Лица, перенесшие повреждения головного мозга, разумеется, требуют иного подхода, чем прочие люди, получившие травму; они легче смиряются со своим положением и боятся борьбы за существование. Невидимое страдание отодвигает их на второй план за теми, кто, например, перенес ампутацию и чье повреждение наглядно. Отмечено, что упомянутая готовность к смирению у лю–дей с повреждением головного мозга ведет к тому, что они бывают склонны к повышенным требованиям пенсионного обеспечения реже, чем другие застрахованные.
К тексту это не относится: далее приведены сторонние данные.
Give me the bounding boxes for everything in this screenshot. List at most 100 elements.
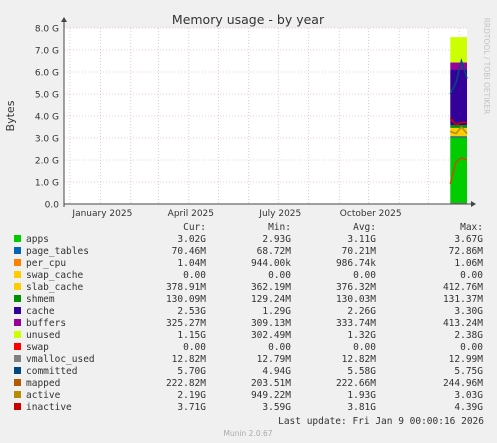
legend-avg-mapped: 222.66M <box>336 378 376 389</box>
legend-min-vmalloc-used: 12.79M <box>257 354 292 365</box>
x-tick-label: October 2025 <box>340 209 402 219</box>
legend-max-cache: 3.30G <box>454 306 483 317</box>
stacked-areas <box>450 37 467 204</box>
legend-label-slab-cache: slab_cache <box>26 282 83 293</box>
legend-avg-cache: 2.26G <box>347 306 376 317</box>
munin-version: Munin 2.0.67 <box>223 429 272 438</box>
legend-cur-per-cpu: 1.04M <box>177 258 206 269</box>
legend-cur-inactive: 3.71G <box>177 402 206 413</box>
legend-label-buffers: buffers <box>26 318 66 329</box>
legend-avg-vmalloc-used: 12.82M <box>342 354 377 365</box>
legend-avg-unused: 1.32G <box>347 330 376 341</box>
legend-cur-apps: 3.02G <box>177 234 206 245</box>
legend-label-apps: apps <box>26 234 49 245</box>
y-tick-label: 8.0 G <box>35 25 59 35</box>
legend-min-unused: 302.49M <box>251 330 291 341</box>
legend-max-mapped: 244.96M <box>443 378 483 389</box>
legend-max-active: 3.03G <box>454 390 483 401</box>
legend-swatch-per-cpu <box>14 259 21 266</box>
legend-label-page-tables: page_tables <box>26 246 89 257</box>
legend-min-per-cpu: 944.00k <box>251 258 291 269</box>
legend-swatch-committed <box>14 367 21 374</box>
legend: Cur: Min: Avg: Max: apps 3.02G 2.93G 3.11G 3.67G… <box>14 222 483 413</box>
area-shmem <box>450 125 467 128</box>
legend-swatch-unused <box>14 331 21 338</box>
legend-swatch-swap <box>14 343 21 350</box>
x-tick-label: April 2025 <box>168 209 214 219</box>
legend-header-cur: Cur: <box>183 222 206 233</box>
legend-swatch-buffers <box>14 319 21 326</box>
area-unused <box>450 37 467 63</box>
chart-title: Memory usage - by year <box>172 12 325 27</box>
legend-min-inactive: 3.59G <box>262 402 291 413</box>
legend-cur-vmalloc-used: 12.82M <box>172 354 207 365</box>
y-tick-label: 4.0 G <box>35 113 59 123</box>
legend-swatch-shmem <box>14 295 21 302</box>
legend-swatch-active <box>14 391 21 398</box>
legend-min-committed: 4.94G <box>262 366 291 377</box>
legend-avg-shmem: 130.03M <box>336 294 376 305</box>
legend-min-shmem: 129.24M <box>251 294 291 305</box>
legend-label-committed: committed <box>26 366 77 377</box>
legend-avg-committed: 5.58G <box>347 366 376 377</box>
legend-min-slab-cache: 362.19M <box>251 282 291 293</box>
legend-header-avg: Avg: <box>353 222 376 233</box>
area-cache <box>450 69 467 126</box>
y-tick-label: 3.0 G <box>35 135 59 145</box>
legend-cur-cache: 2.53G <box>177 306 206 317</box>
legend-label-shmem: shmem <box>26 294 55 305</box>
legend-max-slab-cache: 412.76M <box>443 282 483 293</box>
legend-cur-active: 2.19G <box>177 390 206 401</box>
legend-cur-page-tables: 70.46M <box>172 246 207 257</box>
legend-swatch-page-tables <box>14 247 21 254</box>
legend-label-per-cpu: per_cpu <box>26 258 66 269</box>
x-tick-label: January 2025 <box>71 209 132 219</box>
legend-cur-swap-cache: 0.00 <box>183 270 206 281</box>
legend-label-vmalloc-used: vmalloc_used <box>26 354 95 365</box>
line-active <box>450 125 468 135</box>
y-tick-label: 0.0 <box>45 201 60 211</box>
legend-label-swap-cache: swap_cache <box>26 270 83 281</box>
legend-label-inactive: inactive <box>26 402 72 413</box>
legend-avg-swap-cache: 0.00 <box>353 270 376 281</box>
rrdtool-watermark: RRDTOOL / TOBI OETIKER <box>482 18 491 115</box>
legend-swatch-inactive <box>14 403 21 410</box>
legend-avg-active: 1.93G <box>347 390 376 401</box>
legend-max-committed: 5.75G <box>454 366 483 377</box>
legend-min-cache: 1.29G <box>262 306 291 317</box>
legend-cur-swap: 0.00 <box>183 342 206 353</box>
legend-label-swap: swap <box>26 342 49 353</box>
legend-swatch-cache <box>14 307 21 314</box>
y-tick-label: 6.0 G <box>35 69 59 79</box>
legend-avg-swap: 0.00 <box>353 342 376 353</box>
legend-cur-slab-cache: 378.91M <box>166 282 206 293</box>
legend-min-swap: 0.00 <box>268 342 291 353</box>
y-tick-label: 2.0 G <box>35 157 59 167</box>
legend-avg-inactive: 3.81G <box>347 402 376 413</box>
legend-avg-apps: 3.11G <box>347 234 376 245</box>
legend-swatch-mapped <box>14 379 21 386</box>
area-slab-cache <box>450 127 467 137</box>
line-inactive <box>449 117 467 126</box>
x-axis-arrow <box>471 201 476 207</box>
y-tick-label: 1.0 G <box>35 179 59 189</box>
legend-label-mapped: mapped <box>26 378 60 389</box>
legend-header-max: Max: <box>460 222 483 233</box>
y-tick-label: 7.0 G <box>35 47 59 57</box>
x-tick-label: July 2025 <box>258 209 301 219</box>
y-axis-arrow <box>61 17 67 22</box>
legend-min-page-tables: 68.72M <box>257 246 292 257</box>
legend-min-apps: 2.93G <box>262 234 291 245</box>
legend-max-inactive: 4.39G <box>454 402 483 413</box>
legend-max-per-cpu: 1.06M <box>454 258 483 269</box>
area-apps <box>450 137 467 204</box>
legend-max-unused: 2.38G <box>454 330 483 341</box>
line-committed <box>449 58 468 95</box>
y-tick-label: 5.0 G <box>35 91 59 101</box>
legend-avg-page-tables: 70.21M <box>342 246 377 257</box>
legend-avg-buffers: 333.74M <box>336 318 376 329</box>
legend-avg-slab-cache: 376.32M <box>336 282 376 293</box>
legend-max-apps: 3.67G <box>454 234 483 245</box>
legend-swatch-vmalloc-used <box>14 355 21 362</box>
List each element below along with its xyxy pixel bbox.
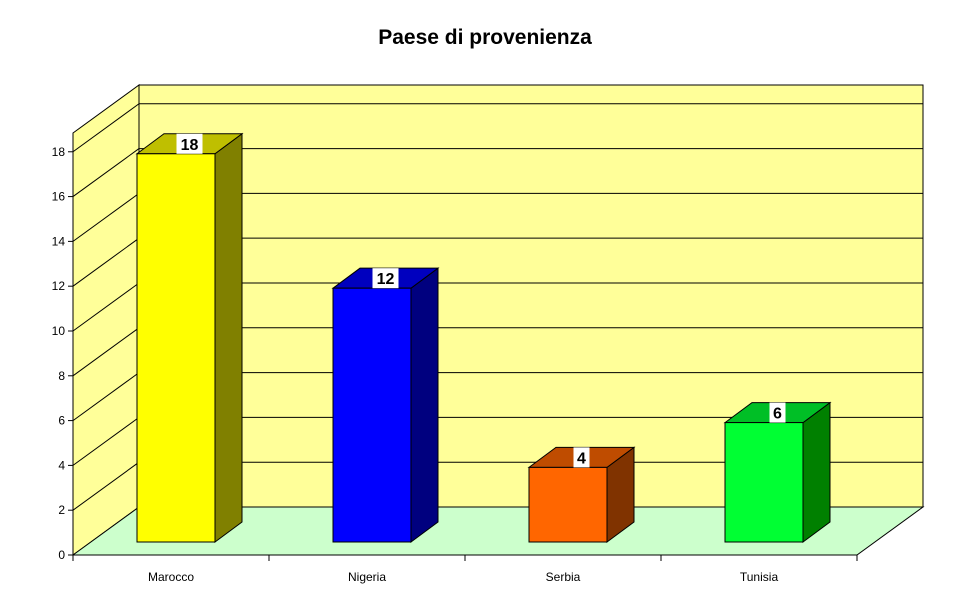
- bar-side: [214, 132, 243, 543]
- gridline: [72, 282, 140, 332]
- data-label-bg: [769, 402, 786, 423]
- data-label-bg: [573, 447, 590, 468]
- bar-nigeria: [331, 267, 440, 543]
- bar-marocco: [135, 132, 244, 543]
- y-tick-label: 16: [52, 190, 66, 204]
- y-tick-label: 4: [58, 458, 65, 472]
- axes: 0 2 4 6 8 10 12 14 16 18 Marocco Nigeria Serbia Tunis…: [52, 133, 858, 584]
- x-tick-label: Nigeria: [348, 570, 386, 584]
- data-label-bg: [372, 268, 399, 289]
- bar-front: [528, 466, 608, 543]
- data-labels: 18 12 4 6: [176, 133, 786, 468]
- y-tick-label: 8: [58, 369, 65, 383]
- data-label: 4: [577, 450, 586, 467]
- gridline: [72, 461, 140, 511]
- data-label: 18: [181, 137, 199, 154]
- bar-side: [802, 401, 831, 543]
- gridline: [72, 416, 140, 466]
- data-label: 6: [773, 406, 782, 423]
- gridline: [72, 237, 140, 287]
- y-tick-label: 18: [52, 145, 66, 159]
- gridline: [72, 372, 140, 421]
- x-tick-label: Tunisia: [740, 570, 779, 584]
- y-tick-label: 2: [58, 503, 65, 517]
- gridline: [72, 327, 140, 377]
- bar-front: [724, 422, 804, 543]
- bar-front: [332, 287, 412, 543]
- gridline: [72, 148, 140, 197]
- bar-tunisia: [723, 401, 832, 543]
- x-tick-label: Marocco: [148, 570, 194, 584]
- y-tick-label: 12: [52, 279, 66, 293]
- y-tick-label: 10: [52, 324, 66, 338]
- y-tick-label: 14: [52, 234, 66, 248]
- y-tick-label: 6: [58, 414, 65, 428]
- x-tick-label: Serbia: [546, 570, 581, 584]
- bar-front: [136, 153, 216, 543]
- data-label: 12: [377, 271, 395, 288]
- bar-side: [410, 267, 439, 543]
- y-tick-label: 0: [58, 548, 65, 562]
- chart-title: Paese di provenienza: [378, 26, 592, 49]
- data-label-bg: [176, 133, 203, 154]
- gridline: [72, 103, 140, 153]
- gridline: [72, 192, 140, 242]
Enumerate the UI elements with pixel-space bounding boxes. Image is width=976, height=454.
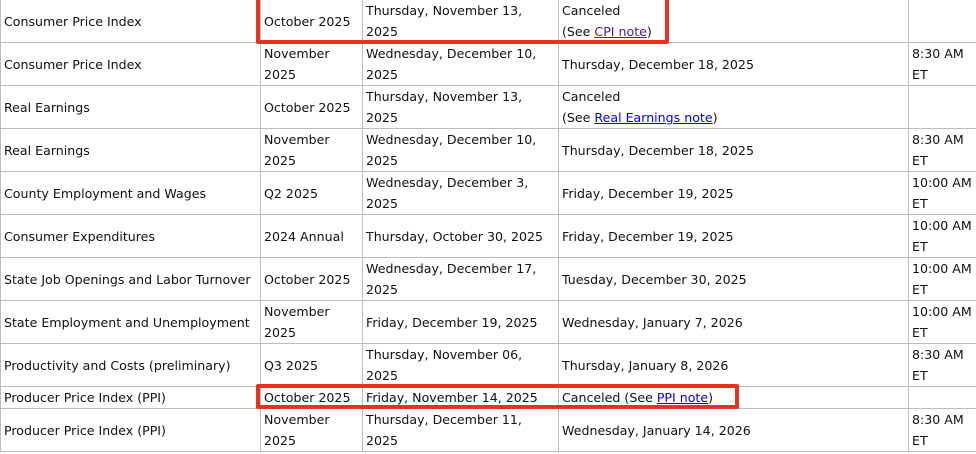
status-text: Canceled [562, 89, 621, 104]
status-text: Canceled [562, 3, 621, 18]
reference-period: November 2025 [260, 300, 363, 344]
table-row: Producer Price Index (PPI) November 2025… [0, 408, 976, 452]
release-time [908, 0, 976, 43]
new-date: Thursday, December 18, 2025 [558, 128, 909, 172]
reference-period: November 2025 [260, 42, 363, 86]
reference-period: 2024 Annual [260, 214, 363, 258]
paren: ) [708, 390, 714, 405]
see-text: (See [562, 24, 595, 39]
reference-period: Q3 2025 [260, 343, 363, 387]
reference-period: Q2 2025 [260, 171, 363, 215]
release-time: 8:30 AM ET [908, 42, 976, 86]
table-row: Consumer Expenditures 2024 Annual Thursd… [0, 214, 976, 258]
cpi-note-link[interactable]: CPI note [594, 24, 647, 39]
original-date: Wednesday, December 10, 2025 [362, 128, 559, 172]
release-time: 10:00 AM ET [908, 214, 976, 258]
release-name: County Employment and Wages [0, 171, 261, 215]
original-date: Wednesday, December 17, 2025 [362, 257, 559, 301]
new-date: Friday, December 19, 2025 [558, 214, 909, 258]
table-row: County Employment and Wages Q2 2025 Wedn… [0, 171, 976, 215]
original-date: Thursday, December 11, 2025 [362, 408, 559, 452]
release-name: Real Earnings [0, 128, 261, 172]
table-row: Consumer Price Index October 2025 Thursd… [0, 0, 976, 43]
ppi-note-link[interactable]: PPI note [656, 390, 709, 405]
release-name: Productivity and Costs (preliminary) [0, 343, 261, 387]
table-row: Real Earnings November 2025 Wednesday, D… [0, 128, 976, 172]
release-name: Producer Price Index (PPI) [0, 408, 261, 452]
table-row: Consumer Price Index November 2025 Wedne… [0, 42, 976, 86]
release-time: 8:30 AM ET [908, 408, 976, 452]
release-name: Consumer Price Index [0, 0, 261, 43]
release-time [908, 386, 976, 409]
release-name: Consumer Expenditures [0, 214, 261, 258]
paren: ) [646, 24, 652, 39]
original-date: Friday, December 19, 2025 [362, 300, 559, 344]
release-time: 10:00 AM ET [908, 257, 976, 301]
original-date: Thursday, November 13, 2025 [362, 85, 559, 129]
table-row: State Employment and Unemployment Novemb… [0, 300, 976, 344]
status-text: Canceled (See [562, 390, 657, 405]
status-cell: Canceled (See Real Earnings note) [558, 85, 909, 129]
reference-period: November 2025 [260, 128, 363, 172]
original-date: Friday, November 14, 2025 [362, 386, 559, 409]
original-date: Wednesday, December 10, 2025 [362, 42, 559, 86]
status-cell: Canceled (See CPI note) [558, 0, 909, 43]
reference-period: October 2025 [260, 257, 363, 301]
table-row: State Job Openings and Labor Turnover Oc… [0, 257, 976, 301]
new-date: Wednesday, January 14, 2026 [558, 408, 909, 452]
reference-period: November 2025 [260, 408, 363, 452]
original-date: Thursday, October 30, 2025 [362, 214, 559, 258]
reference-period: October 2025 [260, 85, 363, 129]
release-time: 8:30 AM ET [908, 128, 976, 172]
release-name: Producer Price Index (PPI) [0, 386, 261, 409]
reference-period: October 2025 [260, 386, 363, 409]
table-row: Real Earnings October 2025 Thursday, Nov… [0, 85, 976, 129]
reference-period: October 2025 [260, 0, 363, 43]
release-time [908, 85, 976, 129]
release-name: Consumer Price Index [0, 42, 261, 86]
table-row: Producer Price Index (PPI) October 2025 … [0, 386, 976, 409]
new-date: Wednesday, January 7, 2026 [558, 300, 909, 344]
original-date: Thursday, November 13, 2025 [362, 0, 559, 43]
paren: ) [712, 110, 718, 125]
status-cell: Canceled (See PPI note) [558, 386, 909, 409]
new-date: Tuesday, December 30, 2025 [558, 257, 909, 301]
real-earnings-note-link[interactable]: Real Earnings note [594, 110, 713, 125]
original-date: Wednesday, December 3, 2025 [362, 171, 559, 215]
release-time: 8:30 AM ET [908, 343, 976, 387]
release-time: 10:00 AM ET [908, 300, 976, 344]
release-time: 10:00 AM ET [908, 171, 976, 215]
original-date: Thursday, November 06, 2025 [362, 343, 559, 387]
new-date: Friday, December 19, 2025 [558, 171, 909, 215]
see-text: (See [562, 110, 595, 125]
table-row: Productivity and Costs (preliminary) Q3 … [0, 343, 976, 387]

В социальном отношении они действительно неполноценны, и все старания укрепить остатки их трудоспособности и тем самым достигнуть хотя бы частичного возвращения их к труду наталкиваются на большие трудности. Такова эта проблема с антропологически–социологической точки зрения.
2. Этика врача
В медицине не существует практического мышления, которое не основывалось бы на этической основе. Ведь само собой разумеется, что профессия, настолько отличная от всех других, должна иметь свои собственные внешние и внутренние законы, свои заветы и запреты, определяющие мышление и поведение врача и в своей сумме составляющие то, что принято называть врачебной этикой. Уже в древности существовал свод для врачей, составленный в виде обязательства, которое на себя брал каждый, кто становился врачом.